Outre ces aides de caractère général, les Districts sont restés en dehors du champ d'action des politiques industrielles italiennes, en particulier de celles concernant la formation, la recherche et l'innovation technologique.
En effet, une tentative explicite de soutenir les Districts Industriels a été menée en 1991 avec une loi (n. 317/91, art. 36) qui a transféré aux Régions les programmes de développement des Districts.
Cette loi fixe toutefois des critères statistiques très compliqués pour l'identification des Districts éligibles pour les interventions. Les Régions ne peuvent admettre au rang de District que les systèmes territoriaux du travail (ou bassins d'emploi) qui présentent des indices de spécialisation sectorielle et une densité de petites entreprises sensiblement supérieures à la moyenne nationale. Ces limites rigides ont provoqué de nombreux problèmes car le phénomène des Districts est très articulé et il n'est pas facilement reconductible à quelques paramètres statistiques.
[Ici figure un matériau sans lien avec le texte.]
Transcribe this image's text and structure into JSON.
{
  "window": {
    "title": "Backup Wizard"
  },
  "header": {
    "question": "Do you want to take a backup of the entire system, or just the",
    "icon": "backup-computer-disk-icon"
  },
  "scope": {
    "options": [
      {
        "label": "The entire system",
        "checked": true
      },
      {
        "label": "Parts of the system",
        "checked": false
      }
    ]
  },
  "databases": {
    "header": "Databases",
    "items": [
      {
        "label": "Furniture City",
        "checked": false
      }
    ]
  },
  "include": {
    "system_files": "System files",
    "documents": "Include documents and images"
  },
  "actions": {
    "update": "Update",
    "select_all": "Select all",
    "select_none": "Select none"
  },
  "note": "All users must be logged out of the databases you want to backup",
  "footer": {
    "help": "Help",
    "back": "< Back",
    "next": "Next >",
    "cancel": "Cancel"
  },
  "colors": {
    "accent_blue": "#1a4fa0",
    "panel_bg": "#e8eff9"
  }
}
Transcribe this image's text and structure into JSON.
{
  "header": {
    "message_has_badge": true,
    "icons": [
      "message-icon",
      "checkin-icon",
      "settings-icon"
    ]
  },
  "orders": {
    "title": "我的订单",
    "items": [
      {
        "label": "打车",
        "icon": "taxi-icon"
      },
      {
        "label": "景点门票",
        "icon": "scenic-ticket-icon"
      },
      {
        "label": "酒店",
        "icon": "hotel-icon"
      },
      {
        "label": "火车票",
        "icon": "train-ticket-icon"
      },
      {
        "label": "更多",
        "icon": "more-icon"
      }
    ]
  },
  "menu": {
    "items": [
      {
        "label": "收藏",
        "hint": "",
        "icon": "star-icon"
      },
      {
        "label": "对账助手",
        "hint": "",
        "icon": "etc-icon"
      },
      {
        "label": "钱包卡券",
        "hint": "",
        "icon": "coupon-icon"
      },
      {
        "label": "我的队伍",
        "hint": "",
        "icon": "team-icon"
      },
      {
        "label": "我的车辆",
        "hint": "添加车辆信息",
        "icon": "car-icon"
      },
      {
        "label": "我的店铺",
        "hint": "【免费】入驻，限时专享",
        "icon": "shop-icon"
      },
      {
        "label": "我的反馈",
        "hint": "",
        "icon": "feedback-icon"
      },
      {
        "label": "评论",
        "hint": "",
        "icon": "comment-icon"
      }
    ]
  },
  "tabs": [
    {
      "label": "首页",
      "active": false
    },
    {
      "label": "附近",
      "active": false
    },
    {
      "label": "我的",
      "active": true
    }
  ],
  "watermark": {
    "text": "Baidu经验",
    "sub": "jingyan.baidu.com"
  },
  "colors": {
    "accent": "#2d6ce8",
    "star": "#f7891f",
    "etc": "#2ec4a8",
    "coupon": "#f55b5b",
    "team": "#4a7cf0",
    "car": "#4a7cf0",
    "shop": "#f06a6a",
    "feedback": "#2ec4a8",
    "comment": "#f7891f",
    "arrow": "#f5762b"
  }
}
Jusqu'à présent, 9 Régions se sont appliquées à reconnaître officiellement les Districts Industriels (Abruzzes, Campanie, Frioul Vénétie Julienne, Ligurie, Lombardie, Marches, Piémont, Toscane et Sardaigne) et seules 3 d'entre elles ont lancé des programmes d'intervention. Les ressources mobilisées ont été modestes : la Région Lombardie a versé 12 millions d'euros, la Toscane 1, le Piémont 6. Modicité des ressources investies mise à part, les lois régionales prévoient officiellement l'établissement de "comités de Ddistrict". Comme l'affirment les programmes de la Région Piémont, "leur rôle est de constituer un siège local de confrontation entre les parties intéressées sur les thèmes de politique industrielle territoriale". L'éventail des objectifs concernés dans les programmes que les Régions s'apprêtent à lancer (nous sommes encore dans une phase de rodage) est vaste; la contribution publique dans tous les cas ne peut dépasser 40% de la valeur des investissements et les bénéficiaires ne peuvent être directement les entreprises, mais les groupements ou le système du District pris dans son ensemble.
L’aspect le plus important est la reconnaissance officielle d'une façon différente de faire de la politique en faveur des Districts, mais cela ne vaut que pour l’avenir.

Les politiques au niveau territorial

Le vide laissé par le gouvernement central en matière de Districts a été en partie compensé par l'action des administrations et des organisations économiques territoriales qui ont secondé le développement des Districts avec les quelques instruments à disposition: les Régions ont financé l'activité des "centri servizi" (de petites sociétés spécialisées dans la dynamisation des systèmes de production des Ddistricts); les communes ont équipé les zones industrielles ou construit des installations d’épuration des eaux; les organisations syndicales ont réglementé de façon non conflictuelle les relations industrielles; les associations des entrepreneurs et les chambres de commerce se sont penchées sur la formation professionnelle et le développement des services collectifs (foires, transport, etc.).
Il s'agit là de quelques exemples d'une liste variée d'interventions mineures promues dans les Districts italiens en utilisant les fonds alloués par les lois communautaires, nationales et régionales.
Dans l'ensemble, le soutien public, même s'il est important, n'a jamais joué un rôle de première grandeur dans le développement des Districts.